Pre-existing injuries
8Section 18(2) of the Schedule provides that insured persons with minor injuries who have a pre-existing medical condition may be exempted from the $3,500.00 cap on benefits. In order to do so, the applicant must provide compelling evidence meeting the following requirements:
i. There was a pre-existing medical condition that was documented by a health practitioner before the accident; and
ii. The pre-existing condition will prevent maximal recovery from the minor injury if the person is subject to the $3,500 on treatment costs under the MIG.
9The standard for excluding an impairment on the basis of pre-existing conditions is well-defined and strict.
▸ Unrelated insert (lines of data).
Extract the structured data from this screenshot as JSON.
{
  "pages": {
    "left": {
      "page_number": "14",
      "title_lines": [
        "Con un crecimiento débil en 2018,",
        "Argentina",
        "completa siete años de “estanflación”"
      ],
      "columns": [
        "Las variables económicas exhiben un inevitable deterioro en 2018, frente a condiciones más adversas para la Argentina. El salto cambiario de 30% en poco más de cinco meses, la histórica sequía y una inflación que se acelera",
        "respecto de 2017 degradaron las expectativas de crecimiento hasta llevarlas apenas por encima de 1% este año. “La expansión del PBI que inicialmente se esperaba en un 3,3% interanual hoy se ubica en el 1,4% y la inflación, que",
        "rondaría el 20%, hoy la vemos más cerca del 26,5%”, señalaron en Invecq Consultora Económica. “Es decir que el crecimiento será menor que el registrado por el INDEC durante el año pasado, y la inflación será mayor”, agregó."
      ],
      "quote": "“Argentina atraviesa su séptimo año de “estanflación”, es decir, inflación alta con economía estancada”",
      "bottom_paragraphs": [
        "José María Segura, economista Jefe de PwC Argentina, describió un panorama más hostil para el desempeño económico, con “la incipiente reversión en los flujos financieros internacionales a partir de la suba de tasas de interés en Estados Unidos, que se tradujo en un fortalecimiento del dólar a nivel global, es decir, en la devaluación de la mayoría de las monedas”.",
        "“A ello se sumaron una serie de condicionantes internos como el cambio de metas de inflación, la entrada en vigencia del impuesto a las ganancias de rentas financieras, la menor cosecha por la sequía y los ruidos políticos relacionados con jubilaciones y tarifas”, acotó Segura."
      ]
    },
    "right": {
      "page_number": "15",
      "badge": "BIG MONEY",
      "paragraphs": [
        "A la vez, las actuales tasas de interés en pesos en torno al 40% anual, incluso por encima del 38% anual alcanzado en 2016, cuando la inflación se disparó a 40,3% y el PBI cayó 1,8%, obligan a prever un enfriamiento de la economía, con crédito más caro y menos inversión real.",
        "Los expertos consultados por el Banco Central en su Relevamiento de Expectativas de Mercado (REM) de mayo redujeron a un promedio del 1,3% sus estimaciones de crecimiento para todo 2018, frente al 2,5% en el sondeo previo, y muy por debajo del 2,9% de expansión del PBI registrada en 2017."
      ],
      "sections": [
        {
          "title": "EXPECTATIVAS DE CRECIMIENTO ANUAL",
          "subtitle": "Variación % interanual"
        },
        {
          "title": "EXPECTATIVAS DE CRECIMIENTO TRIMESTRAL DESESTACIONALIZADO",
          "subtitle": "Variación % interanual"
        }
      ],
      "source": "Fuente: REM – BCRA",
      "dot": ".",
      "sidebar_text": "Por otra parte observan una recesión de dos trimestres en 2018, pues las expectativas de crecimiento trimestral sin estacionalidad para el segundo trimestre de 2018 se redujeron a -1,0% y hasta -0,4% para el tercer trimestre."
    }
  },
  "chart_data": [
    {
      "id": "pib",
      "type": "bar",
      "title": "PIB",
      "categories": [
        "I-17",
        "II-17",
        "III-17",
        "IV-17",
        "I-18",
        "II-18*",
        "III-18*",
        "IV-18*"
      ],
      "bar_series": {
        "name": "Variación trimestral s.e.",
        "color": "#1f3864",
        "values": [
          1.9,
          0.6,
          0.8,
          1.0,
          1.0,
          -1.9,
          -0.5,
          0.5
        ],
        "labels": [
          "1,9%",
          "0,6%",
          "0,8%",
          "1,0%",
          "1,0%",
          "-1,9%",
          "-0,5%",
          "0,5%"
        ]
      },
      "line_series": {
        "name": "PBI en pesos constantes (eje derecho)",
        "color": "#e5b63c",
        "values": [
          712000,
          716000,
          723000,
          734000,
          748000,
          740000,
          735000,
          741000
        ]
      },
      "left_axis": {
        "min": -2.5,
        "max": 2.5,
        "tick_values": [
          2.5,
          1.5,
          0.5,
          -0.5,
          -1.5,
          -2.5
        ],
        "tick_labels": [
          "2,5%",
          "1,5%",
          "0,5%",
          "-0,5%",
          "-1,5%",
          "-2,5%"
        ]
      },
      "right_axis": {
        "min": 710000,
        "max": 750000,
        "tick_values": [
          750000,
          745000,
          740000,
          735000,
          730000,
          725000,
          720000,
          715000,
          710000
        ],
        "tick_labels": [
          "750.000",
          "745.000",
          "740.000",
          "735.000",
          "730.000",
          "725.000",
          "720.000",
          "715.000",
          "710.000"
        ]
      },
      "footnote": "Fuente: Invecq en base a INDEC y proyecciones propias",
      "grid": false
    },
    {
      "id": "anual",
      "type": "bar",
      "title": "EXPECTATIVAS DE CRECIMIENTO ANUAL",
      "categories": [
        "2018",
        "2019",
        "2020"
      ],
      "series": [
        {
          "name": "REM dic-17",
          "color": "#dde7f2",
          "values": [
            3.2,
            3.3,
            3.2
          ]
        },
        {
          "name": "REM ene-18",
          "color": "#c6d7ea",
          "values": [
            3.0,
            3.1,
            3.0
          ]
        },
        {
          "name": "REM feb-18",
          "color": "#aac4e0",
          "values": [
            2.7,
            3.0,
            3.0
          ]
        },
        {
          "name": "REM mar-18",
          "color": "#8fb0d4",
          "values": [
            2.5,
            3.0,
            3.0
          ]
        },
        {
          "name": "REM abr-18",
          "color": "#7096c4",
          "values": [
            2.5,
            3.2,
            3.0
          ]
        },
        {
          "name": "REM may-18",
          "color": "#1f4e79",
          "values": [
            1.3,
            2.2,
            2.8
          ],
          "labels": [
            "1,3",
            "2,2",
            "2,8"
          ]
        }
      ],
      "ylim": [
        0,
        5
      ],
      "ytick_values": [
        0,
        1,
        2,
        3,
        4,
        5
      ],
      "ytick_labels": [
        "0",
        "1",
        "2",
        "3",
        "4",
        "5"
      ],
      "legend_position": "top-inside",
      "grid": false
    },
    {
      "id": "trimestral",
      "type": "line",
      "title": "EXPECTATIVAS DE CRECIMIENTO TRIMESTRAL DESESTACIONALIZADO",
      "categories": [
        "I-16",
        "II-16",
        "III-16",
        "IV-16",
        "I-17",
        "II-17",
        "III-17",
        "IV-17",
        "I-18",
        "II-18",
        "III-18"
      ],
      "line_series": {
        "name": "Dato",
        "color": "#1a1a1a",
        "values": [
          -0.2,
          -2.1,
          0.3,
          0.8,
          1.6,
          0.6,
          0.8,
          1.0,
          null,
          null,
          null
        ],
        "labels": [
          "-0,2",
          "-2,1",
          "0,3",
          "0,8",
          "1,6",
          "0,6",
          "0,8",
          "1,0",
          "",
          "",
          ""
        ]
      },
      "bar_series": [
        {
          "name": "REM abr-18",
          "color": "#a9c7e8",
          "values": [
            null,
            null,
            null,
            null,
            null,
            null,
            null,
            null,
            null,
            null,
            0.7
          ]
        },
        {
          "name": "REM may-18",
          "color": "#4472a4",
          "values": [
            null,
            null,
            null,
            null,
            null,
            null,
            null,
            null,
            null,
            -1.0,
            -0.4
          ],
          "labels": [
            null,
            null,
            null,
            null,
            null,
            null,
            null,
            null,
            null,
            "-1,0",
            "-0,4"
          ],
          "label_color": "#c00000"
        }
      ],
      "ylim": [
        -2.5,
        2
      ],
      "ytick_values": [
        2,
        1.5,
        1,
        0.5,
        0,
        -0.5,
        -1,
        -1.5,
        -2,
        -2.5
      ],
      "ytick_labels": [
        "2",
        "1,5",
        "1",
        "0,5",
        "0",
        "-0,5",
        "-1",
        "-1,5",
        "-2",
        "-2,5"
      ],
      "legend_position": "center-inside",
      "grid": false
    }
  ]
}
A pre-existing condition will not automatically exclude a person’s impairment from the MIG: it must be shown to prevent maximal recovery within the cap imposed by the MIG.
10The applicant submits his pre-existing neck and back pain which were the result of previous accidents on June 22, 2018 and September 16, 2018 warrants removal from the MIG. It is the applicant’s position that his pre-existing pain poses a barrier to his recovery and as such he should be removed from the MIG.
11The applicant relies on the clinical notes and records (“CNRs”) of Dr. Abeer El Morsy, family physician. The CNRs of Dr. El Morsy, dated June 23, 2018, reveal the applicant complained of neck and right shoulder pain, Dr. El Morsy diagnosed the applicant with strains and sprains. Dr. El Morsy referred the applicant for an x-ray which revealed minimal narrowing of the left C3-4 foramen due to facet hypertrophy. The CNRs dated July 19, 2018, provided that the applicant attended with further complaints of neck and back pain. Dr. El Morsy diagnosed the applicant with strains and sprains and recommended stretching and continued physiotherapy.
12The respondent also relies on the CNRs of Dr. Abeer El Morsy. The respondent submits that in the CNRs there is no reference to any pre-existing condition past July 19, 2018, more than a year prior to the subject accident. Furthermore, there is no reference to the subject motor vehicle accident in the CNRs. The respondent refers to the Insurer Examination of Dr. Seyed Hosseini, physiatrist, dated November 11, 2021. Dr. Hosseini concluded that the applicant sustained minor soft tissue injuries, and that the applicant did not present any pre-existing conditions that would require treatment outside of the MIG.
13I am persuaded by the medical evidence of Dr. El Morsy who opined the applicant sustained soft tissue strain and sprains and made no reference in the CNRs to a pre-existing condition. Furthermore, I am persuaded by the medical evidence of Dr. Hosseini, who opined the applicant did not present any pre-existing condition. As a result, I find that the applicant did not provide persuasive evidence that he suffers from a documented pre-existing condition that would prevent him from achieving maximal recovery from his injuries by being subject to the MIG.
14The applicant is not entitled to the disputed treatment plans because the plans propose treatment outside of the MIG limit. As a result, an analysis on whether the treatment plans are reasonable and necessary is not required.
INTEREST
15There are no benefits payable, therefore no interest is owing.
ORDER
16The application is dismissed as I find that:
i. The applicant’s injuries are predominately minor and therefore subject to the treatment within the $3,500.00 limit of the MIG;
ii. The treatment plans in dispute are not payable; and
iii. The applicant is not entitled to interest.